The same might be said of all our religious impulses. The stars are always beyond our reach. God is far distant. Man’s best attempts to bridge the gap fail. … If we are to ascend to God, we must ascend upon a ladder that He Himself has extended to us from above.”

We can’t do anything that will make us worthy of God’s attention. All our “religious impulses” — going to church every week, singing worship songs, preaching, or even doing works like healings — aren’t going to make Jesus let us into the kingdom (Matt. 7:22-23). The only thing we can do is respond when God extends us a way to know Him.

For all have sinned and fall short of the glory of God, being justified freely by His grace through the redemption that is in Christ Jesus, whom God set forth as a propitiation by His blood, through faith, to demonstrate His righteousness, because in His forbearance God had passed over the sins that were previously committed (Rom. 3:23-25)

Jesus is the ladder “extended to us from above” by God the Father. He “came down from heaven” (John 6:38) to pay the price for our sins and “draw all men to” Himself (John 12:32). Because we could not reach Him, he came to us.

The Hebrew word for “bless” also means to kneel. No matter how many good works we climb up on or how hard we stretch toward heaven, we won’t reach God. Yet He blessed us by kneeling down to our level and welcoming us into a relationship through Jesus Christ.

 Therefore, having been justified by faith, we have peace with God through our Lord Jesus Christ, through whom also we have access by faith into this grace in which we stand, and rejoice in hope of the glory of God. (Rom. 5:1-2)

Because of what Jesus has done and is doing, we can reach God. Through Him, we “have access by one Spirit to the Father” (Eph. 2:18). We can come to Them with absolute confidence that They love us and want a relationship with us. They’ve proved that time and again throughout history by making covenants with people, building friendships with men like Abraham (Jas. 2:23), pleading with Their loved ones to come back, kneeling down to die in our place, and now living and walking with us.
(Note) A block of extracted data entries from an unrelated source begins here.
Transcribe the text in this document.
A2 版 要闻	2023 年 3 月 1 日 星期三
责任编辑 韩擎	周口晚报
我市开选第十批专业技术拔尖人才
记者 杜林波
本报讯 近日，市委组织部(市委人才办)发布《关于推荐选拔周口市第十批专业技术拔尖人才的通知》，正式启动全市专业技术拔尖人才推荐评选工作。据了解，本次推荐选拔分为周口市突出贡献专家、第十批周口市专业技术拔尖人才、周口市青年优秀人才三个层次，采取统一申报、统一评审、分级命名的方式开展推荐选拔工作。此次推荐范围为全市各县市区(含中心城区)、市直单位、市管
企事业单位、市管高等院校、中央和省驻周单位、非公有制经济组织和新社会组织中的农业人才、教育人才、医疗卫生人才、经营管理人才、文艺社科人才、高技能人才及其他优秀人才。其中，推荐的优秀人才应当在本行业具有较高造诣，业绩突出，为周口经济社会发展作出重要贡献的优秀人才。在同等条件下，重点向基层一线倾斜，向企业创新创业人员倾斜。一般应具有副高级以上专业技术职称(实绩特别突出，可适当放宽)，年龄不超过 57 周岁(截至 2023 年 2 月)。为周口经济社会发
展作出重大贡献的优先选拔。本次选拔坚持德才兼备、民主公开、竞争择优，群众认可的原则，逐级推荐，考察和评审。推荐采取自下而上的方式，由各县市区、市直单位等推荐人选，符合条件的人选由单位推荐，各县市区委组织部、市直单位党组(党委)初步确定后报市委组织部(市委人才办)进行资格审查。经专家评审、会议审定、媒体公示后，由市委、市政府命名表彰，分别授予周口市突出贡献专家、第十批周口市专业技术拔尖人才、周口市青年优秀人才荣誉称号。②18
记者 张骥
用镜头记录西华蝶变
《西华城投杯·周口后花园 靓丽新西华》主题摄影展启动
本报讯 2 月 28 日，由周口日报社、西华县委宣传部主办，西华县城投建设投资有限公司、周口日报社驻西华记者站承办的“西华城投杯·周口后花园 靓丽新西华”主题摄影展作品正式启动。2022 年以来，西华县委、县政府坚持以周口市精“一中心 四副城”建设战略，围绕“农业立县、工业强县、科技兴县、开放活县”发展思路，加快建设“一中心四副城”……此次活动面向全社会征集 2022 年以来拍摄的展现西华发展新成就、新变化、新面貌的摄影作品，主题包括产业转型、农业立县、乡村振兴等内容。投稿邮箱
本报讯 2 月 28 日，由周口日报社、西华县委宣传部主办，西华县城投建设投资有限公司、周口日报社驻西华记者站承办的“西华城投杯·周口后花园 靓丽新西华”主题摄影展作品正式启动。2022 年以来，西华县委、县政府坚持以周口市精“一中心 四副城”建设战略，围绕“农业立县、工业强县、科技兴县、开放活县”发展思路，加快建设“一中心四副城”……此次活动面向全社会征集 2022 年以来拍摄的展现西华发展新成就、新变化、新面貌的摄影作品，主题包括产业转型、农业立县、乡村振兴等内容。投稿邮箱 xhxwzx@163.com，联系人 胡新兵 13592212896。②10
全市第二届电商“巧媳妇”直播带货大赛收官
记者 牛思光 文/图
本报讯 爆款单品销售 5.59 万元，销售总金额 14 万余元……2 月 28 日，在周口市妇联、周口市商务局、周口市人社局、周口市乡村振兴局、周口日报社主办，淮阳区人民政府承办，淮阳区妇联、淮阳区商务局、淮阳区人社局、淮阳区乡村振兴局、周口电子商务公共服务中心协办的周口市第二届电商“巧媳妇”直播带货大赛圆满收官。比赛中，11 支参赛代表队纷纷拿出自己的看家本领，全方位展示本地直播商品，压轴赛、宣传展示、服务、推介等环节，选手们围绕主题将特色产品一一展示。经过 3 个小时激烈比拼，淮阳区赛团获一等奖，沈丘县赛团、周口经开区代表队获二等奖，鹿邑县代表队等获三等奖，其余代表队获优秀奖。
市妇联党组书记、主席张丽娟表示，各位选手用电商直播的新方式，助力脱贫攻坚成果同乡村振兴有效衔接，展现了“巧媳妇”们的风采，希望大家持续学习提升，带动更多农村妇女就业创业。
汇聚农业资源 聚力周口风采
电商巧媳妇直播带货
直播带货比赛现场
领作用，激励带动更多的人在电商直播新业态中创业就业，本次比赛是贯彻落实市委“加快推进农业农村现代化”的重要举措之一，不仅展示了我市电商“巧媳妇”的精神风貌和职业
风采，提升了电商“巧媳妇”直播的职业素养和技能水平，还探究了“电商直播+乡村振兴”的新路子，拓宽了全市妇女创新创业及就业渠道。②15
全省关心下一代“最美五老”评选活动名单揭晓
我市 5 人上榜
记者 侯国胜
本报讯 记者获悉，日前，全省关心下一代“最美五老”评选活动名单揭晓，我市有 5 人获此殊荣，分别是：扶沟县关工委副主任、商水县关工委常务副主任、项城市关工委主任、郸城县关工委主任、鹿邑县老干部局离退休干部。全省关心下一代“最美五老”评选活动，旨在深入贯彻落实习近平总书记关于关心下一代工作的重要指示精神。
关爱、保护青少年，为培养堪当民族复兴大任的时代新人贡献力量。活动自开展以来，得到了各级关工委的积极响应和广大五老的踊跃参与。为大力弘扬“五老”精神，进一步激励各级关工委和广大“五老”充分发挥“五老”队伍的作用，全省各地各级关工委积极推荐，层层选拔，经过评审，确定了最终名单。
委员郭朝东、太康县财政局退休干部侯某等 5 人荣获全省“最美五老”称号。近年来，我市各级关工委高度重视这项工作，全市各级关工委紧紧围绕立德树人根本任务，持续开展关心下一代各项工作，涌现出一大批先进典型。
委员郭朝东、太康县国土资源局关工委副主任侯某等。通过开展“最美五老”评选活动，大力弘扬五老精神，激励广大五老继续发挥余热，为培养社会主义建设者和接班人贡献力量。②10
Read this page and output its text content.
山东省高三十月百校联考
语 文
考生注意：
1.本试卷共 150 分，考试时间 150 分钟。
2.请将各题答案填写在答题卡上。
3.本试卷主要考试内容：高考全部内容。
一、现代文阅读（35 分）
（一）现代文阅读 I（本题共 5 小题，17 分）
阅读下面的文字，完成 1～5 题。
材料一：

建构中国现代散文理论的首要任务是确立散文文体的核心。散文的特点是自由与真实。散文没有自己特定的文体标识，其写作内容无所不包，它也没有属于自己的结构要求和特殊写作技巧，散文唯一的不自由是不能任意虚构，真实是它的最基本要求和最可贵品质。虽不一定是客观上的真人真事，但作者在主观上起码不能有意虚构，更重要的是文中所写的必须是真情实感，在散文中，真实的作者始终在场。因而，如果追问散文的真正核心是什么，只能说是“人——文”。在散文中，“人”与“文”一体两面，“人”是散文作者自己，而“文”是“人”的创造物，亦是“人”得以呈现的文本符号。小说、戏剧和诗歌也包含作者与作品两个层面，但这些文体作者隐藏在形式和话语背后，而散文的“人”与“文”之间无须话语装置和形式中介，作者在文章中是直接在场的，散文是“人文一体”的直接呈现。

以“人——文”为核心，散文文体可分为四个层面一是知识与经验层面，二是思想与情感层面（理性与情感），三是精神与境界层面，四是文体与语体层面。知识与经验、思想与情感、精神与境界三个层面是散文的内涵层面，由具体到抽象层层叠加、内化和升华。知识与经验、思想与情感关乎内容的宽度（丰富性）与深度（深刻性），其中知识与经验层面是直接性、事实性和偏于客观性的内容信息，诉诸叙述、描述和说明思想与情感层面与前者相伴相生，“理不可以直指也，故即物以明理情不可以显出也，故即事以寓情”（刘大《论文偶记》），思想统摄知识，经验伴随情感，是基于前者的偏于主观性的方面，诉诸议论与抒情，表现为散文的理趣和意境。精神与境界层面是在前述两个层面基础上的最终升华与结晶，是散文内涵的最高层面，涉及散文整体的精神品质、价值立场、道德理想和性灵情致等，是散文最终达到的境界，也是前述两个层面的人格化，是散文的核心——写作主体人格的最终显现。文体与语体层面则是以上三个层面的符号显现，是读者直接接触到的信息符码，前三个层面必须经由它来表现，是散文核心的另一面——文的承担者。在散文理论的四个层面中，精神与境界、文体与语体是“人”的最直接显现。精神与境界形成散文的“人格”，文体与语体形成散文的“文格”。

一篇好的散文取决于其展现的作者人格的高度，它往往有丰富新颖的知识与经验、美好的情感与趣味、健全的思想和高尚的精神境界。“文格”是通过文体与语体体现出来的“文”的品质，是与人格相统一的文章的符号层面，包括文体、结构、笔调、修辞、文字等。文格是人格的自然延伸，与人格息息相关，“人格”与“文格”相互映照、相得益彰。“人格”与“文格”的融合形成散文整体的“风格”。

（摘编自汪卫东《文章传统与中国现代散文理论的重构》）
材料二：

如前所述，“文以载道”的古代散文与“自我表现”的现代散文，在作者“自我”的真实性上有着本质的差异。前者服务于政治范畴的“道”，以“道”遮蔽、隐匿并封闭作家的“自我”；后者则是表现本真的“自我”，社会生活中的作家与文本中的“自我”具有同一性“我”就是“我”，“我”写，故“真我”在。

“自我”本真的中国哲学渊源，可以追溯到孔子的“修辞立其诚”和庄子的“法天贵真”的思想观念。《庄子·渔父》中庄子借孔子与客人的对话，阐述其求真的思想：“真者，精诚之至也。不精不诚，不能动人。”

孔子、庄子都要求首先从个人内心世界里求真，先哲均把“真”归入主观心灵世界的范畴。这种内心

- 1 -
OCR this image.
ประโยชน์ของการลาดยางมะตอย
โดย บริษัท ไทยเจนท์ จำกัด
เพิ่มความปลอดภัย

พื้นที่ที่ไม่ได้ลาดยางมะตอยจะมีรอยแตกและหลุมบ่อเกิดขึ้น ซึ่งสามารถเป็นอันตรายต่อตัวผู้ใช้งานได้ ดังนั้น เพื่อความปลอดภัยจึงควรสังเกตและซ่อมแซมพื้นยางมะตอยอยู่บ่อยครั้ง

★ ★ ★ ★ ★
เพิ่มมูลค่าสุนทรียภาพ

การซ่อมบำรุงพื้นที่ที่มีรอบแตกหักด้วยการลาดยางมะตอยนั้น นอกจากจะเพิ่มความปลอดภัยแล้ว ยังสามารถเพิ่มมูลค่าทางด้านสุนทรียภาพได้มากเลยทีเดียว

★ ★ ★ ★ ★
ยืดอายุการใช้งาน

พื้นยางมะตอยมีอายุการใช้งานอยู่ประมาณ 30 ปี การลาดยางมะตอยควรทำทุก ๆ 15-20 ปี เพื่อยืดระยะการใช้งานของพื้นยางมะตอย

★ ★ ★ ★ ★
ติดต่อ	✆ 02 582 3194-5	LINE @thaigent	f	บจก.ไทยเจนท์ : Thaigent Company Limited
Seeing then that we have a great High Priest who has passed through the heavens, Jesus the Son of God, let us hold fast our confession. For we do not have a High Priest who cannot sympathize with our weaknesses, but was in all points tempted as we are, yet without sin. Let us therefore come boldly to the throne of grace, that we may obtain mercy and find grace to help in time of need. (Heb. 4:14-16)

Jesus bridged the gap once and for all with His sacrifice that “perfected forever those who are being sanctified” (Heb. 10:14). He gave us access to God and “boldness to enter the Holiest” by making us holy (Heb. 10:19-22). “Now we are children of God” (1 John 3:2), and we can come to Him just as a child who knows their loving Father always has time to pick them up and listen to their concerns.